Les députés de l'AKP ont présenté des propositions concernant les TSK (Forces armées turques), le Commandement général de la gendarmerie et le Commandement des garde-côtes.

Selon ce texte, Erdoğan pourra non seulement modifier les durées d'attente pour les promotions au sein des TSK, mais il décidera également de l'expulsion des militaires, du grade de lieutenant à celui de colonel, accusés de manque de discipline.

En réalité, rien de nouveau sur le front occidental. Erdoğan avait déjà obtenu ces pouvoirs par décret-loi (KHK), mais la Cour constitutionnelle les avait annulés en 2013 au motif qu'ils ne pouvaient être « laissés à l'initiative d'une seule personne ».

Erdoğan va désormais obtenir ces mêmes pouvoirs par la loi. Bien sûr, les expulsions pour manque de discipline ont particulièrement attiré l'attention. Après tout, combien de temps faut-il attendre 3 ou 4 mois ? Autant les renvoyer d'un trait, n'est-ce pas ?! Ils devaient être tellement en colère contre les lieutenants qui disaient « Nous sommes les soldats de Mustafa Kemal » et contre les commandants qui s'opposaient à leur expulsion devant le Haut conseil de discipline !

D'ailleurs, la justification de la proposition est la suivante : « prendre des mesures rapides et efficaces contre les incidents de manque de discipline susceptibles de nuire à l'efficacité des TSK ».

Les premiers commentaires sont frappants : même si les lieutenants réintégraient les TSK par décision de justice, Erdoğan pourrait toujours les expulser !..

La signification de ces pouvoirs

Que signifient ces pouvoirs ? Résumons les déclarations de certains membres de l'opposition.

Le vice-président du CHP chargé du ministère de la Défense nationale, l'amiral à la retraite Yankı Bağcıoğlu, a souligné qu'une nouvelle annulation par la Cour constitutionnelle de la disposition permettant à Erdoğan de déterminer les durées d'attente pour les grades était hautement probable, ajoutant :

« Il n'est absolument pas approprié d'échapper au contrôle judiciaire lors de l'application de la discipline, d'annuler la présomption d'innocence, de restreindre le droit à la défense et de laisser cela à l'arbitraire d'une seule personne.

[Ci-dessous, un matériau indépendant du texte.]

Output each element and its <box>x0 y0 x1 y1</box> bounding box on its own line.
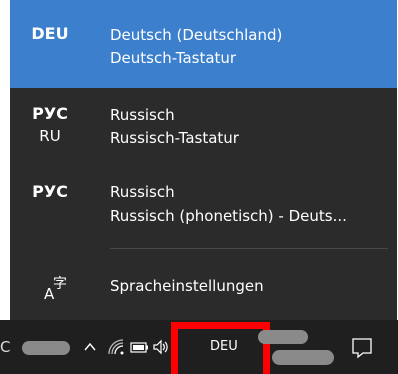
language-name: Russisch <box>110 183 175 201</box>
language-name: Russisch <box>110 106 175 124</box>
language-code: РУС <box>32 104 68 123</box>
redacted-region <box>272 350 334 365</box>
language-item-deu[interactable]: DEU Deutsch (Deutschland) Deutsch-Tastat… <box>10 0 397 88</box>
notification-icon[interactable] <box>350 336 374 360</box>
language-code: РУС <box>32 182 68 201</box>
keyboard-layout-name: Deutsch-Tastatur <box>110 49 237 67</box>
keyboard-layout-name: Russisch-Tastatur <box>110 129 239 147</box>
language-sub-code: RU <box>39 127 61 145</box>
highlight-box <box>171 322 270 374</box>
language-item-rus-phonetic[interactable]: РУС Russisch Russisch (phonetisch) - Deu… <box>10 168 397 246</box>
language-name: Deutsch (Deutschland) <box>110 26 283 44</box>
volume-icon[interactable] <box>152 339 170 355</box>
language-code: DEU <box>31 24 69 43</box>
redacted-region <box>258 330 308 344</box>
language-item-rus[interactable]: РУС RU Russisch Russisch-Tastatur <box>10 88 397 168</box>
chevron-up-icon[interactable] <box>83 340 97 354</box>
keyboard-layout-name: Russisch (phonetisch) - Deuts... <box>110 207 347 225</box>
language-settings-label: Spracheinstellungen <box>110 277 264 295</box>
language-settings-icon: A 字 <box>44 276 67 302</box>
truncated-label: C <box>0 338 11 356</box>
network-icon[interactable] <box>107 338 125 356</box>
divider <box>110 248 388 249</box>
redacted-region <box>22 341 70 355</box>
language-settings-link[interactable]: A 字 Spracheinstellungen <box>10 258 397 314</box>
battery-icon[interactable] <box>130 340 150 354</box>
svg-text:字: 字 <box>53 276 67 292</box>
language-flyout: DEU Deutsch (Deutschland) Deutsch-Tastat… <box>10 0 397 320</box>
taskbar: C DEU <box>0 320 398 374</box>
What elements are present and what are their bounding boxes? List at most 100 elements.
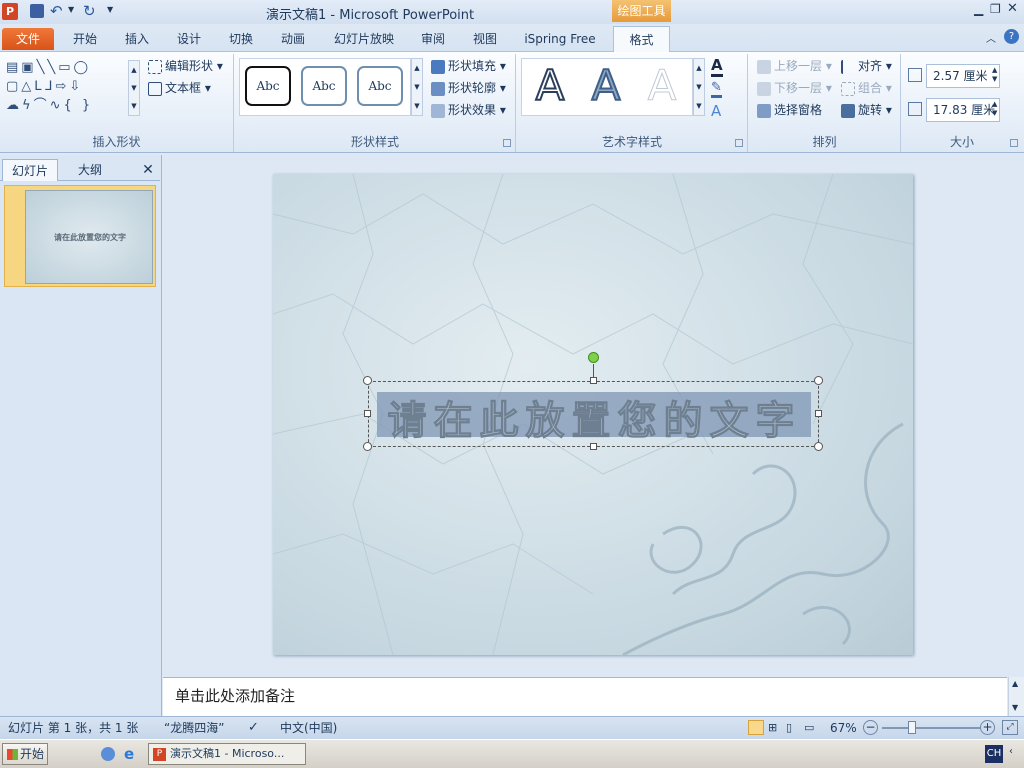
title-textbox[interactable]: 请在此放置您的文字 [368,381,819,447]
notes-scrollbar[interactable]: ▲ ▼ [1008,677,1024,716]
powerpoint-logo-icon[interactable]: P [2,3,18,20]
zoom-in-icon[interactable]: + [980,720,995,735]
zoom-slider[interactable] [882,727,980,729]
shape-style-3[interactable]: Abc [357,66,403,106]
width-spin-arrows-icon[interactable]: ▲ ▼ [992,100,997,118]
tab-slideshow[interactable]: 幻灯片放映 [326,28,402,50]
tab-file[interactable]: 文件 [2,28,54,50]
minimize-ribbon-icon[interactable]: ︿ [986,30,996,45]
minimize-icon[interactable]: ▁ [974,2,983,16]
text-box-button[interactable]: 文本框 ▾ [148,78,211,98]
text-effects-icon[interactable]: A [711,102,721,120]
text-outline-icon[interactable]: ✎ [711,80,722,98]
tab-format[interactable]: 格式 [613,26,670,52]
tab-review[interactable]: 审阅 [410,28,456,50]
spellcheck-icon[interactable]: ✓ [248,717,259,739]
zoom-slider-thumb[interactable] [908,721,916,734]
help-icon[interactable]: ? [1004,29,1019,44]
slide-canvas[interactable]: 请在此放置您的文字 [273,174,913,655]
tab-animations[interactable]: 动画 [270,28,316,50]
selection-pane-button[interactable]: 选择窗格 [757,100,822,120]
shape-style-1[interactable]: Abc [245,66,291,106]
language[interactable]: 中文(中国) [280,717,337,739]
wordart-gallery-scroll[interactable]: ▲ ▼ ▼ [693,58,705,116]
handle-middle-right[interactable] [815,410,822,417]
handle-top-right[interactable] [814,376,823,385]
handle-top-left[interactable] [363,376,372,385]
tab-insert[interactable]: 插入 [114,28,160,50]
handle-top-middle[interactable] [590,377,597,384]
ie-icon[interactable]: e [124,745,134,763]
reading-view-icon[interactable]: ▯ [786,717,792,739]
tab-home[interactable]: 开始 [62,28,108,50]
window-title: 演示文稿1 - Microsoft PowerPoint [266,8,475,23]
wordart-launcher-icon[interactable] [735,139,743,147]
zoom-level[interactable]: 67% [830,717,857,739]
rotation-handle[interactable] [588,352,599,363]
normal-view-icon[interactable] [748,720,764,735]
rotate-button[interactable]: 旋转 ▾ [841,100,892,120]
thumbnail-text: 请在此放置您的文字 [54,232,126,242]
zoom-out-icon[interactable]: − [863,720,878,735]
wordart-style-2[interactable]: A [583,61,629,111]
handle-middle-left[interactable] [364,410,371,417]
title-text[interactable]: 请在此放置您的文字 [369,390,820,446]
customize-qat-icon[interactable]: ▼ [107,5,113,14]
width-input[interactable]: 17.83 厘米 [926,98,1000,122]
restore-icon[interactable]: ❐ [990,2,1001,16]
undo-dropdown-icon[interactable]: ▼ [68,5,74,14]
handle-bottom-right[interactable] [814,442,823,451]
shape-styles-launcher-icon[interactable] [503,139,511,147]
taskbar-powerpoint-button[interactable]: P 演示文稿1 - Microso... [148,743,306,765]
notes-pane[interactable]: 单击此处添加备注 [163,677,1007,716]
paint-bucket-icon [431,59,445,74]
align-button[interactable]: 对齐 ▾ [841,56,892,76]
width-icon [908,102,922,116]
shapes-gallery-scroll[interactable]: ▲ ▼ ▼ [128,60,140,116]
tab-design[interactable]: 设计 [166,28,212,50]
tab-slides[interactable]: 幻灯片 [2,159,58,181]
theme-name[interactable]: “龙腾四海” [164,717,224,739]
close-panel-icon[interactable]: ✕ [138,159,158,181]
scroll-down-icon[interactable]: ▼ [1012,703,1018,712]
shape-style-2[interactable]: Abc [301,66,347,106]
slide-thumbnail[interactable]: 请在此放置您的文字 [4,185,156,287]
tab-outline[interactable]: 大纲 [60,159,120,181]
bring-forward-button[interactable]: 上移一层 ▾ [757,56,832,76]
redo-icon[interactable]: ↻ [83,2,96,20]
ime-options-icon[interactable]: ‹ [1009,746,1013,757]
tab-view[interactable]: 视图 [462,28,508,50]
tab-ispring[interactable]: iSpring Free [518,28,602,50]
edit-shape-button[interactable]: 编辑形状 ▾ [148,56,223,76]
shape-outline-button[interactable]: 形状轮廓 ▾ [431,78,506,98]
send-backward-button[interactable]: 下移一层 ▾ [757,78,832,98]
scroll-up-icon[interactable]: ▲ [1012,679,1018,688]
close-window-icon[interactable]: ✕ [1007,1,1018,16]
tab-transitions[interactable]: 切换 [218,28,264,50]
handle-bottom-left[interactable] [363,442,372,451]
shape-fill-button[interactable]: 形状填充 ▾ [431,56,506,76]
shape-styles-scroll[interactable]: ▲ ▼ ▼ [411,58,423,116]
height-input[interactable]: 2.57 厘米 [926,64,1000,88]
fit-slide-icon[interactable]: ⤢ [1002,720,1018,735]
start-button[interactable]: 开始 [2,743,48,765]
shape-effects-button[interactable]: 形状效果 ▾ [431,100,506,120]
quicklaunch-icon[interactable] [101,747,115,761]
windows-logo-icon [7,749,18,760]
wordart-style-1[interactable]: A [527,61,573,111]
ime-indicator[interactable]: CH [985,745,1003,763]
size-launcher-icon[interactable] [1010,139,1018,147]
slide-sorter-icon[interactable]: ⊞ [768,717,777,739]
slideshow-view-icon[interactable]: ▭ [804,717,814,739]
handle-bottom-middle[interactable] [590,443,597,450]
height-spin-arrows-icon[interactable]: ▲ ▼ [992,66,997,84]
wordart-style-3[interactable]: A [639,61,685,110]
group-button[interactable]: 组合 ▾ [841,78,892,98]
rotate-icon [841,103,855,118]
slide-info: 幻灯片 第 1 张，共 1 张 [8,721,139,735]
undo-icon[interactable]: ↶ [50,2,63,20]
save-icon[interactable] [30,4,44,18]
text-fill-icon[interactable]: A [711,56,723,77]
group-label: 组合 [858,81,883,95]
shapes-gallery[interactable]: ▤▣╲╲▭◯ ▢△ᒪᒧ⇨⇩ ☁ϟ⌒∿{ } [6,58,130,116]
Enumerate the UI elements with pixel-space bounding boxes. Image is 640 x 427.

Des difficultés pourraient également survenir dans le maintien de la discipline de cette manière. »

Le député CHP de Kayseri, Aşkın Genç, a déclaré : « La position du glorieux soldat turc, entre un lieutenant et un colonel, ne peut pas dépendre du bon vouloir d'un président. Il y a peu de temps, 5 de nos lieutenants ont été renvoyés de l'armée. Parce qu'ils ont dit : "Nous sommes les soldats de Gazi Mustafa Kemal Atatürk". Qui peut garantir que la même chose ne se reproduira pas ? C'est l'une des plus grandes insultes que l'on puisse faire à la glorieuse armée turque, cette armée qui a fondé l'État de la République de Turquie. Retirez cette loi tant qu'il en est encore temps. »

L'évaluation du vice-président du groupe du parti IYI, Turan Çömez, a été la suivante :

« La domination d'Erdoğan dans tous les domaines deviendra désormais permanente sur les TSK. Désormais, le temps que nos officiers attendront pour obtenir un grade ne sera plus régi par une règle, mais par le décret d'Erdoğan. S'il le souhaite, il pourra faire passer tous les capitaines au grade de commandant en une nuit... Il mettra à la retraite qui il veut, donnera un grade à qui il veut. Il nommera qui il veut aux postes de commandement et montrera la porte à qui il veut. Bienvenue au régime autocratique, adieu à la démocratie et à l'État de droit. »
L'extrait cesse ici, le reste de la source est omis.